Here is a bone of contention amongst my trucker friends and clients. As we discuss ways to improve the sales relationship between carrier and shipper, the term “commodity” always comes up. I believe most carriers feel that being considered a commodity diminishes the services they provide their shipper customers. I would suggest that trucking truly is a commodity, and that shipper customers prefer it that way. The evidence to support my comments is clear:
1. Most shippers have their carrier vendors bid their business every year;
2. The contracted freight agreement has marginal daily and weekly commitments of volume guarantees;
3. The contracted business is piecework priced – carriers are paid by the mile;
4. A complete side business to discern and drive pricing comparisons has been added to this supply chain mess – the third-party logistics (3PL) industry; and
5. Finally, the fragmentation of the carrier base only reinforces the opportunity to commoditize the transaction.

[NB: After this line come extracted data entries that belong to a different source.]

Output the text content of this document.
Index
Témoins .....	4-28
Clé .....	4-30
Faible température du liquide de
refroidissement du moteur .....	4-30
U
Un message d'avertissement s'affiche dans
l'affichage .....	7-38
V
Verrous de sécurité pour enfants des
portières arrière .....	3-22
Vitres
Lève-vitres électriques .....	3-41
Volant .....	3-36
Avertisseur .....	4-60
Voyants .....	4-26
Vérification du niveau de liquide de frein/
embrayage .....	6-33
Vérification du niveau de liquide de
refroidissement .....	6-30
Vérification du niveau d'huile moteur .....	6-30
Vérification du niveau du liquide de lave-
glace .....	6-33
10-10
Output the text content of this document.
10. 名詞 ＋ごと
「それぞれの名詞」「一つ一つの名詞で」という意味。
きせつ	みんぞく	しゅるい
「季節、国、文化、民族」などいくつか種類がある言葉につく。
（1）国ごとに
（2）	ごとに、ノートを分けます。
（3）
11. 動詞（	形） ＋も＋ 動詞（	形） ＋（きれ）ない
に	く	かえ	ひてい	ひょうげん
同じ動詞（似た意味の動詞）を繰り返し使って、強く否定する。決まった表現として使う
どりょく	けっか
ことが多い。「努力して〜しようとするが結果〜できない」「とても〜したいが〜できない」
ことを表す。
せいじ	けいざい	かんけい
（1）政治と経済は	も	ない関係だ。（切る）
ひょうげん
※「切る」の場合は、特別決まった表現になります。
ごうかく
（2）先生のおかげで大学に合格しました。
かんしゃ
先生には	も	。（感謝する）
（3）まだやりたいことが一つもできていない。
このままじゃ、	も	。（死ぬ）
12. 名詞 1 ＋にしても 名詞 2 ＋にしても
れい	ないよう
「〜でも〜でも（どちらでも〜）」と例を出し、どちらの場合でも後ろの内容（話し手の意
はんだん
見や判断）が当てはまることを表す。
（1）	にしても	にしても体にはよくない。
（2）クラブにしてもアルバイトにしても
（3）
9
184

While we have clear evidence that the shipper–carrier business is a commodity transaction, it seems pretty evident that trucking is currently a “scarce” commodity. Like most scarce commodities, inventories will start to reduce, the manufacturing process will be stressed, costs will increase, and finally there will be less choice for the consumer leading to higher prices. All of those conditions are impacting trucking today — the number of available drivers has reduced, the costs of training drivers have definitely increased, shipper choice has eroded, and the prices have risen. However, our data is showing that the carrier costs of recruiting, training, retaining, incenting drivers has far exceeded the price increases found in the market. Once again, the dynamics of a fragmented industry that don’t share the same cost structures compete in the marketplace with different cost structures for now and into the future. The shipper few have the leverage over the multitude of carriers in the market. The predominant negotiating strategy will follow historical trends, the shipper will remind any carrier that is raising rates that “their day will come” when the tide turns. My carrier friends are also very attuned to this negotiation reality, and thus massage their pricing strategy to be “fair.” While trucking is currently a scarce commodity, the market will change (maybe not quite so quickly as it has historically) and that commodity will get repriced to meet economic and market challenges. What is interesting to me is the lack of net profit my carriers reap during times like this where there is scarce supply of the commodity we sell. How does the rail business generate sub-80 operating ratios, and my trucking groups barely break 95 operating ratios during these scarce times? Maybe it’s the strong shipper negotiating power? Maybe it is the privately held hard-working fragmented structure of the carrier base? Maybe we have too many players in the supply chain – 3 & 4PL’s adding their profit margin in an already tight supply chain? Maybe it is just a combination of all those things? What does a strong shipper-carrier partnership really look like?